FORMER prime minister David Cameron has admitted urging the Queen to get involved in Scotland’s referendum on independence.

Speaking to the BBC, the former Tory chief said he turned to the monarch after the publication of a Sunday Times poll predicting a Yes victory.

Not long after, the Queen made a rare intervention in politics, telling a well-wisher outside Crathie Kirk near her Balmoral estate that she hoped Scotland would “think very carefully about the future”.

The monarch is supposed to remain above the political fray.

At the time, Buckingham Palace played down the remarks saying the Queen “maintains her constitutional impartiality”.

READ MORE: Ian Blackford in 'absolute commitment' to holding indyref2

Cameron admitted he’d made contact with Buckingham Palace officials in 2014, suggesting the monarch could “raise an eyebrow”.

He said that the Sunday Times poll, which put Yes on 51%, felt like a “blow to the solar plexus” and led to a “mounting sense of panic that this could go the wrong way”.

Cameron added: “I remember conversations I had with my private secretary, and he had with the Queen’s private secretary, and I had with the Queen’s private secretary, not asking for anything that would be in any way improper or unconstitutional, but just a raising of the eyebrow, even, you know, a quarter of an inch, we thought would make a difference.”

Referring to the Queen’s remarks outside Crathie Kirk, Cameron said: “It was certainly well covered ... Although the words were very limited, I think it helped to put a slightly different perception on things.”

Cameron ended up having to apologise to the Queen after he broke convention to tell former New York mayor Michael Bloomberg that she had “purred down the line” when he informed her that Scotland had voted No.

Former first minister Alex Salmond disputed Cameron’s claims that the Queen’s independence referendum intervention was in response to his “raised eyebrow” request.

Salmond told The National: “Begging a constitutional monarch to make a political intervention is not only totally improper but an indication of how desperate Prime Minister Cameron was in the final stages of the Scottish referendum campaign.

“Five years on Scotland should remember that Westminster does not recognise any political rule book.

“Cameron started the campaign uber confident and ended up in a blue funk. I doubt if Scotland will let the establishment off the hook next time around.

He added: “As to Cameron’s suggestion that he was successful in securing a royal intervention, I doubt that.

“What I can vouch for is that the week after the referendum I was asked to meet the Queen at Balmoral. We discussed Cameron’s ‘purring comments’ to Michael Bloomberg in New York in the aftermath of the referendum where he again blurted out what he claimed were her private thoughts.
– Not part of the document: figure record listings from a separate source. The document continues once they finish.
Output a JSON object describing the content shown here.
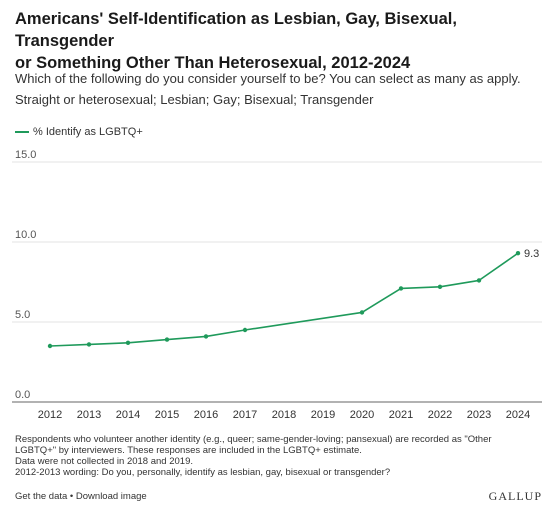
{
  "header": {
    "title_line1": "Americans' Self-Identification as Lesbian, Gay, Bisexual, Transgender",
    "title_line2": "or Something Other Than Heterosexual, 2012-2024",
    "question": "Which of the following do you consider yourself to be? You can select as many as apply.",
    "options": "Straight or heterosexual; Lesbian; Gay; Bisexual; Transgender"
  },
  "legend": {
    "label": "% Identify as LGBTQ+"
  },
  "chart_data": {
    "type": "line",
    "title": "Americans' Self-Identification as Lesbian, Gay, Bisexual, Transgender or Something Other Than Heterosexual, 2012-2024",
    "xlabel": "",
    "ylabel": "",
    "x": [
      "2012",
      "2013",
      "2014",
      "2015",
      "2016",
      "2017",
      "2020",
      "2021",
      "2022",
      "2023",
      "2024"
    ],
    "x_ticks": [
      "2012",
      "2013",
      "2014",
      "2015",
      "2016",
      "2017",
      "2018",
      "2019",
      "2020",
      "2021",
      "2022",
      "2023",
      "2024"
    ],
    "y_ticks": [
      "0.0",
      "5.0",
      "10.0",
      "15.0"
    ],
    "ylim": [
      0,
      15
    ],
    "grid": true,
    "legend_position": "top-left",
    "series": [
      {
        "name": "% Identify as LGBTQ+",
        "color": "#1f9a5b",
        "values": [
          3.5,
          3.6,
          3.7,
          3.9,
          4.1,
          4.5,
          5.6,
          7.1,
          7.2,
          7.6,
          9.3
        ]
      }
    ],
    "annotations": [
      {
        "x": "2024",
        "text": "9.3"
      }
    ]
  },
  "notes": {
    "line1": "Respondents who volunteer another identity (e.g., queer; same-gender-loving; pansexual) are recorded as \"Other",
    "line2": "LGBTQ+\" by interviewers. These responses are included in the LGBTQ+ estimate.",
    "line3": "Data were not collected in 2018 and 2019.",
    "line4": "2012-2013 wording: Do you, personally, identify as lesbian, gay, bisexual or transgender?"
  },
  "footer": {
    "get_data": "Get the data",
    "separator": " • ",
    "download": "Download image",
    "brand": "GALLUP"
  }
}
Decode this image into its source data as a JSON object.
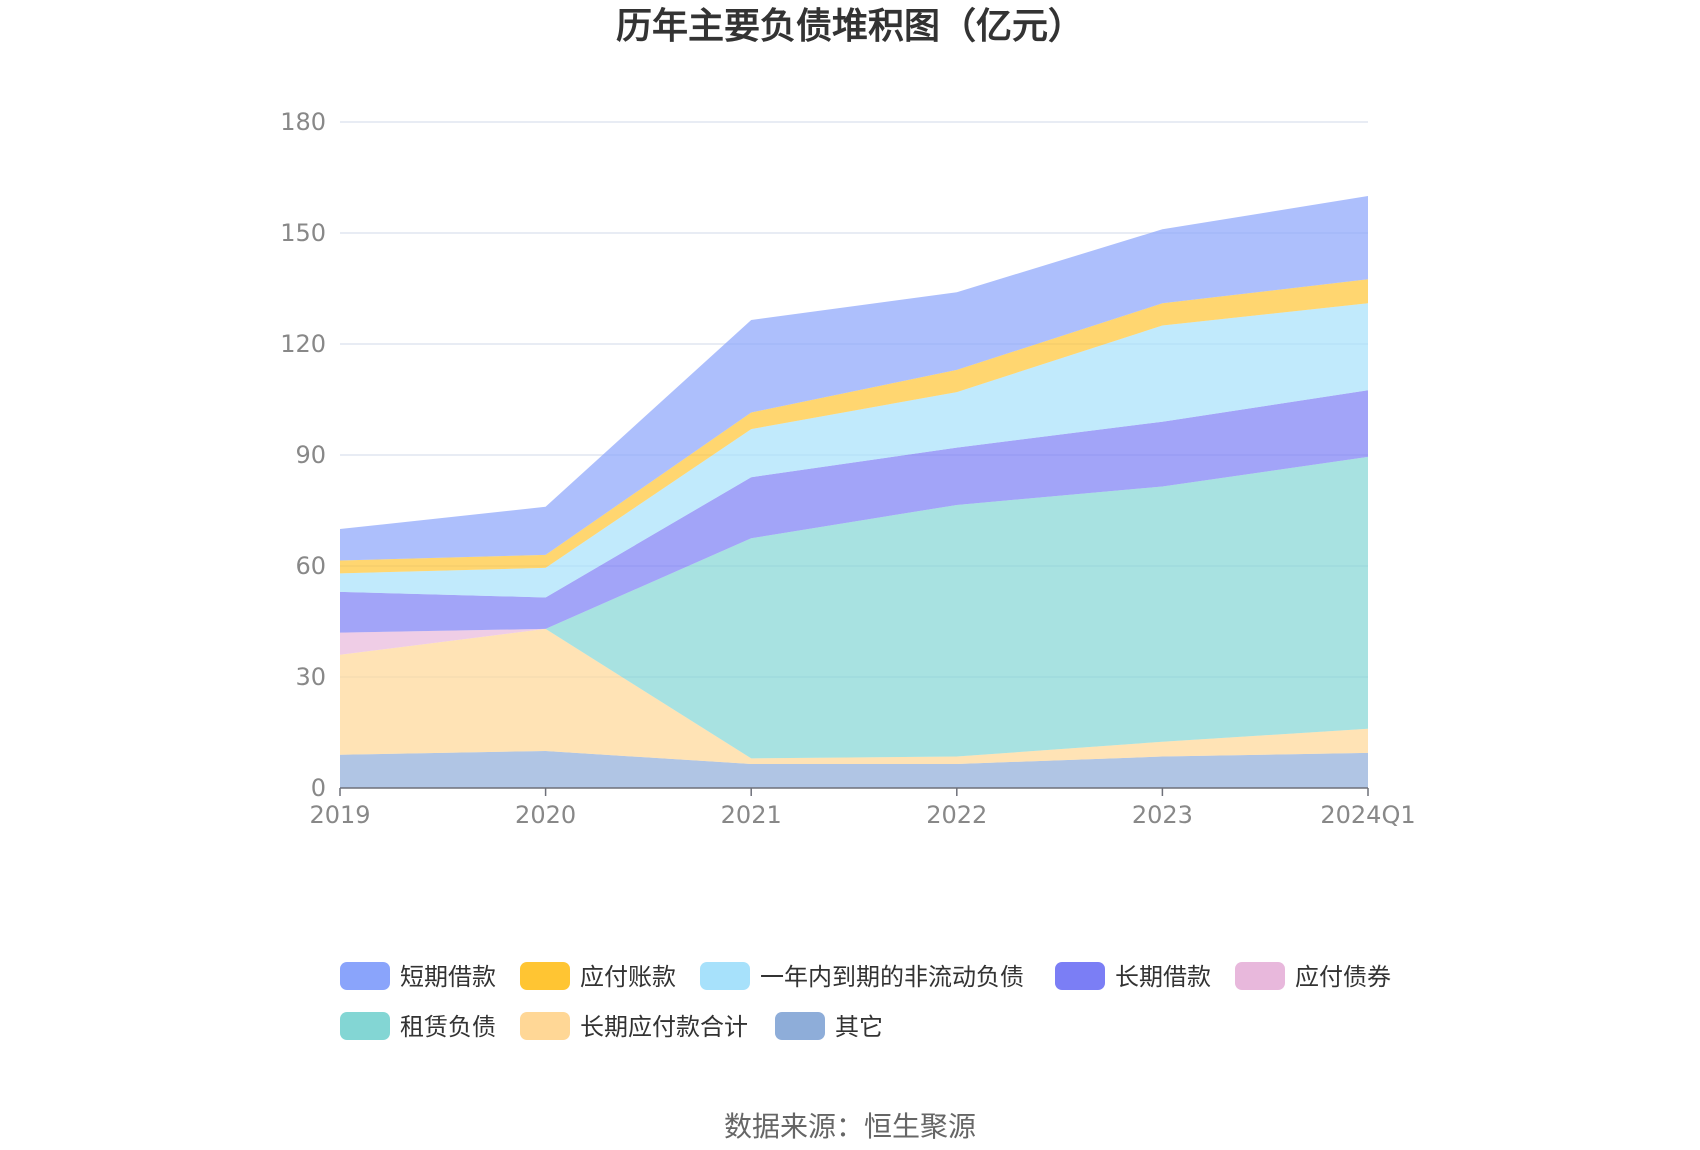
{
  "chart_data": {
    "type": "area",
    "stacked": true,
    "title": "历年主要负债堆积图（亿元）",
    "xlabel": "",
    "ylabel": "",
    "categories": [
      "2019",
      "2020",
      "2021",
      "2022",
      "2023",
      "2024Q1"
    ],
    "ylim": [
      0,
      180
    ],
    "yticks": [
      0,
      30,
      60,
      90,
      120,
      150,
      180
    ],
    "grid": true,
    "legend_position": "bottom",
    "series": [
      {
        "name": "其它",
        "color": "#8eadd9",
        "values": [
          9,
          10,
          6.5,
          6.5,
          8.5,
          9.5
        ]
      },
      {
        "name": "长期应付款合计",
        "color": "#ffd796",
        "values": [
          27,
          33,
          1.5,
          2,
          4,
          6.5
        ]
      },
      {
        "name": "租赁负债",
        "color": "#83d6d4",
        "values": [
          0,
          0,
          59.5,
          68,
          69,
          73.5
        ]
      },
      {
        "name": "应付债券",
        "color": "#e8b8dc",
        "values": [
          6,
          0,
          0,
          0,
          0,
          0
        ]
      },
      {
        "name": "长期借款",
        "color": "#7b7ef5",
        "values": [
          11,
          8.5,
          16.5,
          15.5,
          17.5,
          18
        ]
      },
      {
        "name": "一年内到期的非流动负债",
        "color": "#a7e1fb",
        "values": [
          5,
          8,
          13,
          15,
          26,
          23.5
        ]
      },
      {
        "name": "应付账款",
        "color": "#ffc533",
        "values": [
          3.5,
          3.5,
          4.5,
          6,
          6,
          6.5
        ]
      },
      {
        "name": "短期借款",
        "color": "#8aa4fb",
        "values": [
          8.5,
          13,
          25,
          21,
          20,
          22.5
        ]
      }
    ],
    "legend_order": [
      "短期借款",
      "应付账款",
      "一年内到期的非流动负债",
      "长期借款",
      "应付债券",
      "租赁负债",
      "长期应付款合计",
      "其它"
    ]
  },
  "source": "数据来源：恒生聚源"
}
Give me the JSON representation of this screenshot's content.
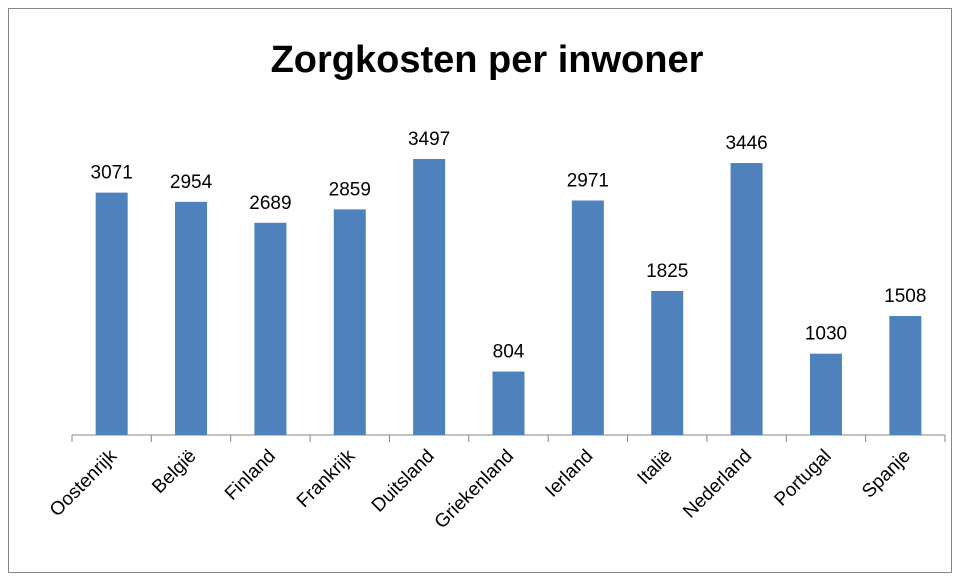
{
  "chart_data": {
    "type": "bar",
    "title": "Zorgkosten per inwoner",
    "categories": [
      "Oostenrijk",
      "België",
      "Finland",
      "Frankrijk",
      "Duitsland",
      "Griekenland",
      "Ierland",
      "Italië",
      "Nederland",
      "Portugal",
      "Spanje"
    ],
    "values": [
      3071,
      2954,
      2689,
      2859,
      3497,
      804,
      2971,
      1825,
      3446,
      1030,
      1508
    ],
    "color": "#4f81bd"
  }
}
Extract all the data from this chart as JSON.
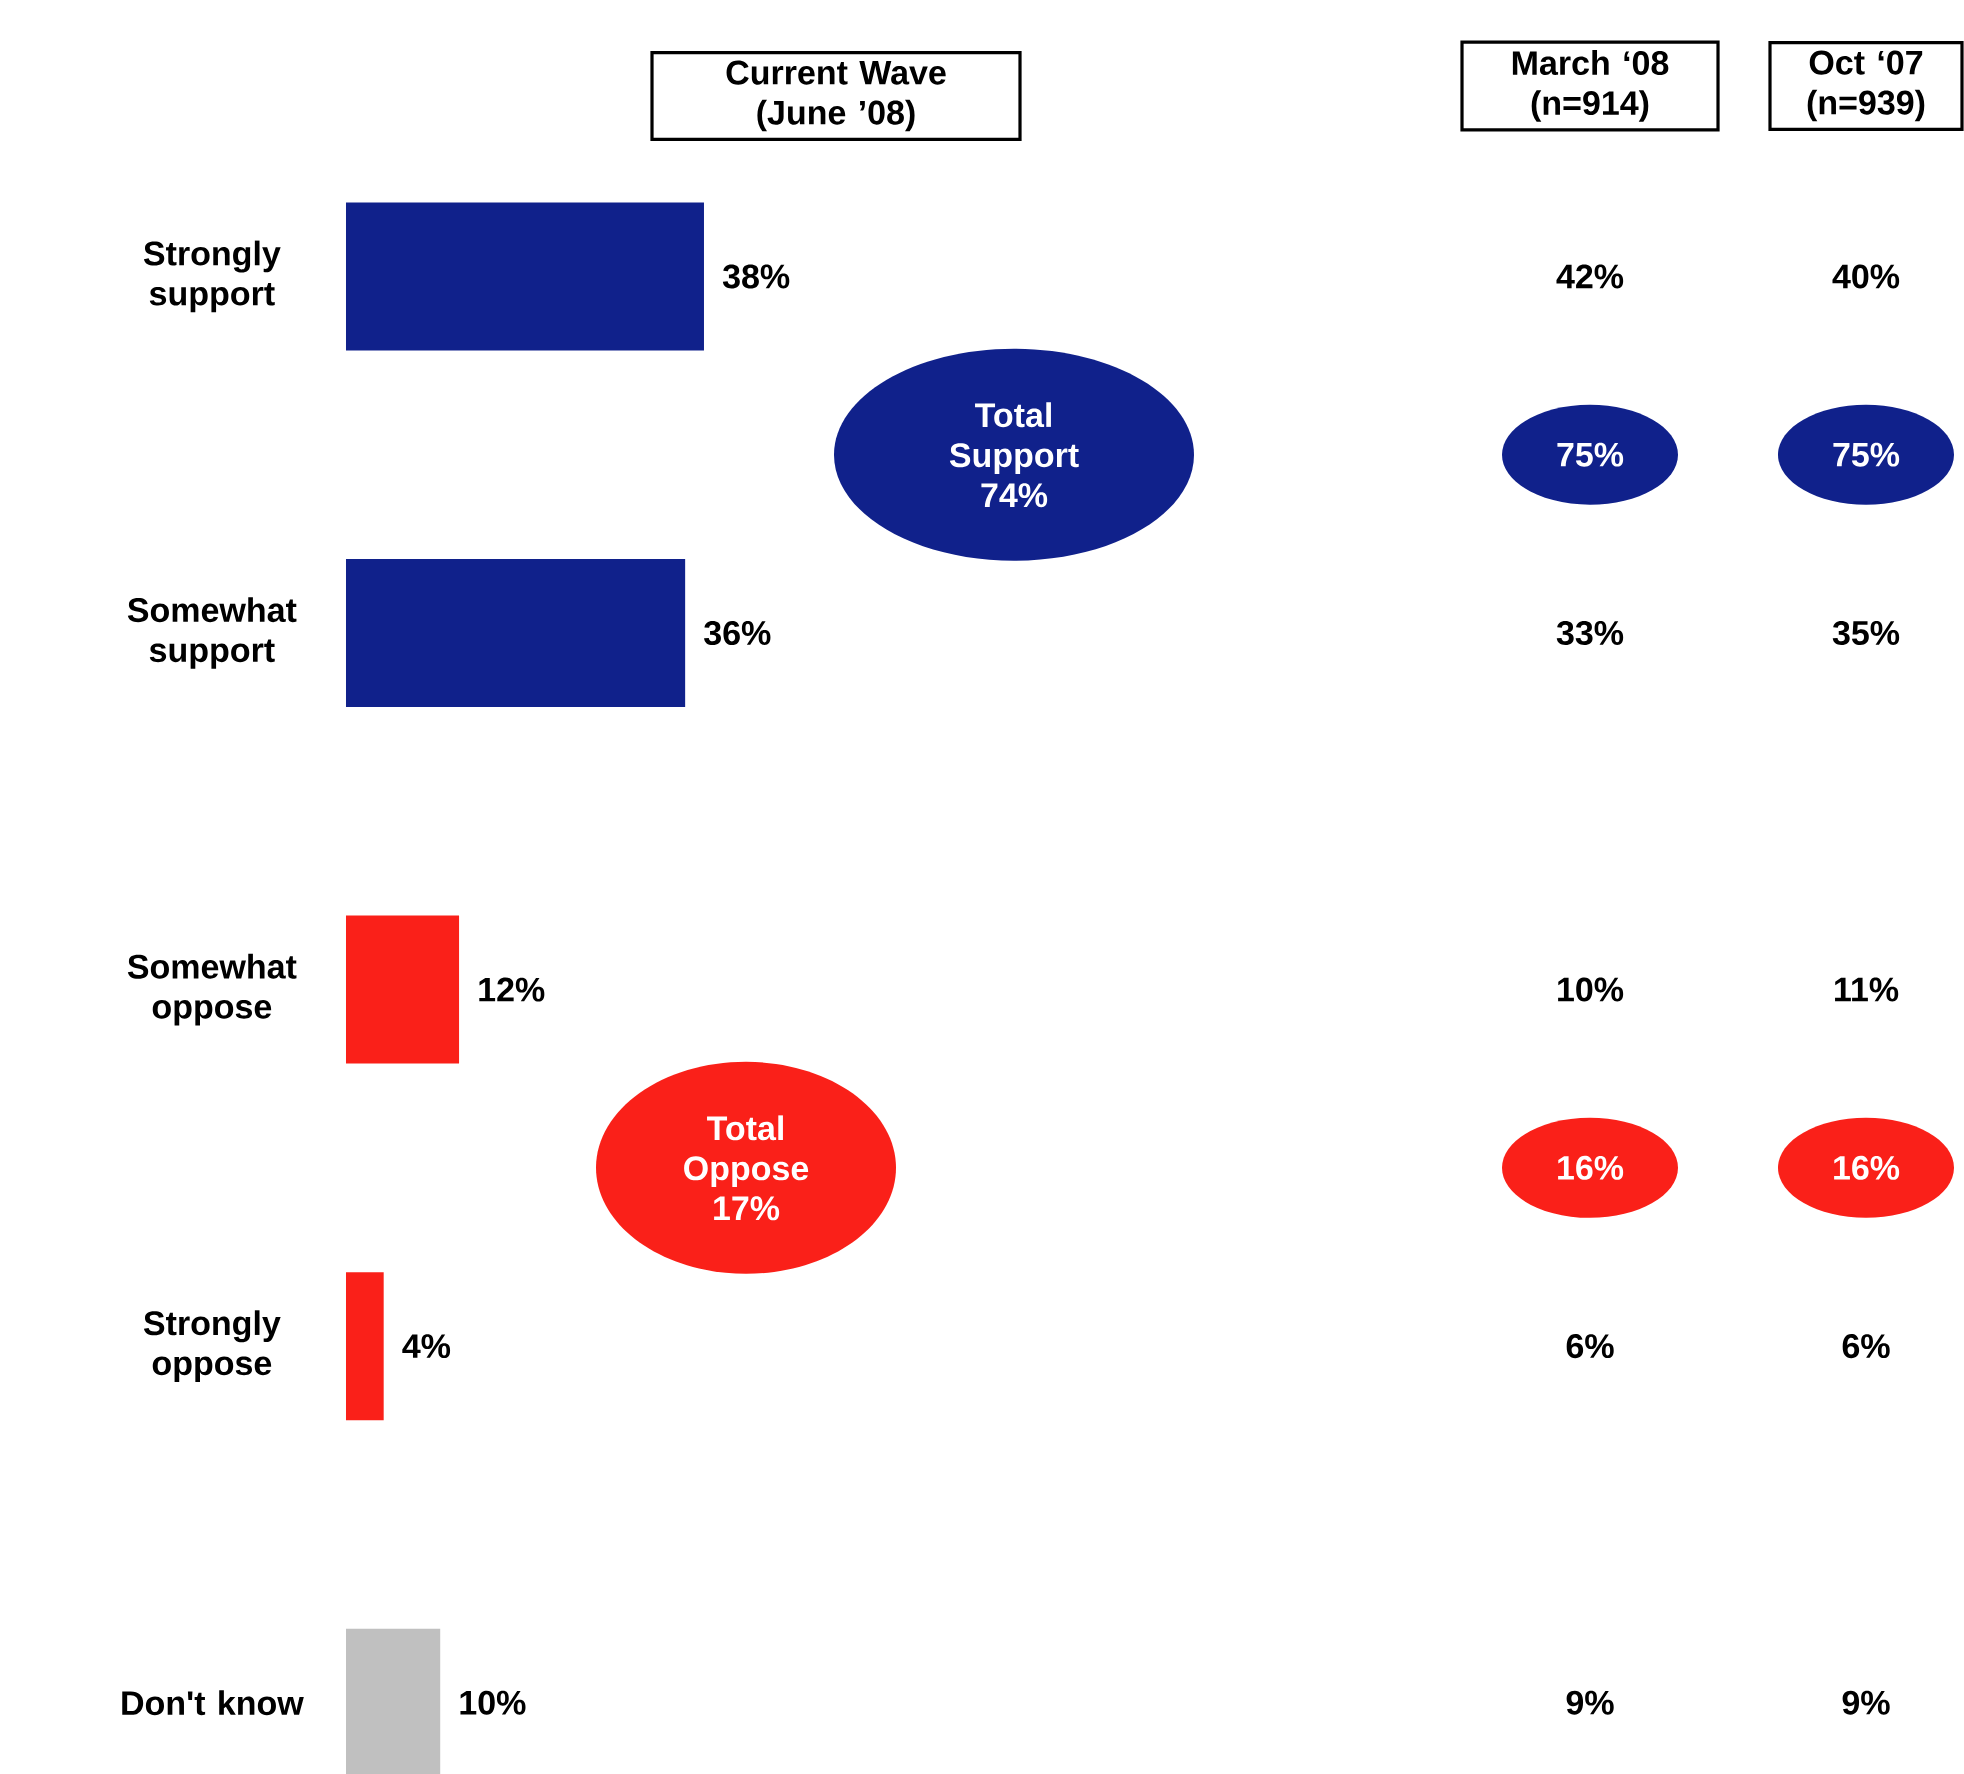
{
  "chart_data": {
    "type": "bar",
    "orientation": "horizontal",
    "title": "Current Wave (June ’08)",
    "categories": [
      "Strongly support",
      "Somewhat support",
      "Somewhat oppose",
      "Strongly oppose",
      "Don't know"
    ],
    "values": [
      38,
      36,
      12,
      4,
      10
    ],
    "value_labels": [
      "38%",
      "36%",
      "12%",
      "4%",
      "10%"
    ],
    "colors": [
      "#10218b",
      "#10218b",
      "#fa2019",
      "#fa2019",
      "#c0c0c0"
    ],
    "annotations": [
      "March ‘08 (n=914)",
      "Oct ‘07 (n=939)",
      "Total Support 74%",
      "Total Oppose 17%",
      "42%",
      "40%",
      "75%",
      "75%",
      "33%",
      "35%",
      "10%",
      "11%",
      "16%",
      "16%",
      "6%",
      "6%",
      "9%",
      "9%"
    ]
  }
}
“Unlike David Cameron, I will not divulge what she said but suffice to say she was very far from amused at his behaviour”

The first episode of the two-part documentary, The Cameron Years, is broadcast on BBC1 at 9pm tonight.

Meanwhile, Salmond has also said he would have delayed the vote on independence in 2014 if he had known Boris Johnson was to succeed Theresa May as Prime Minister.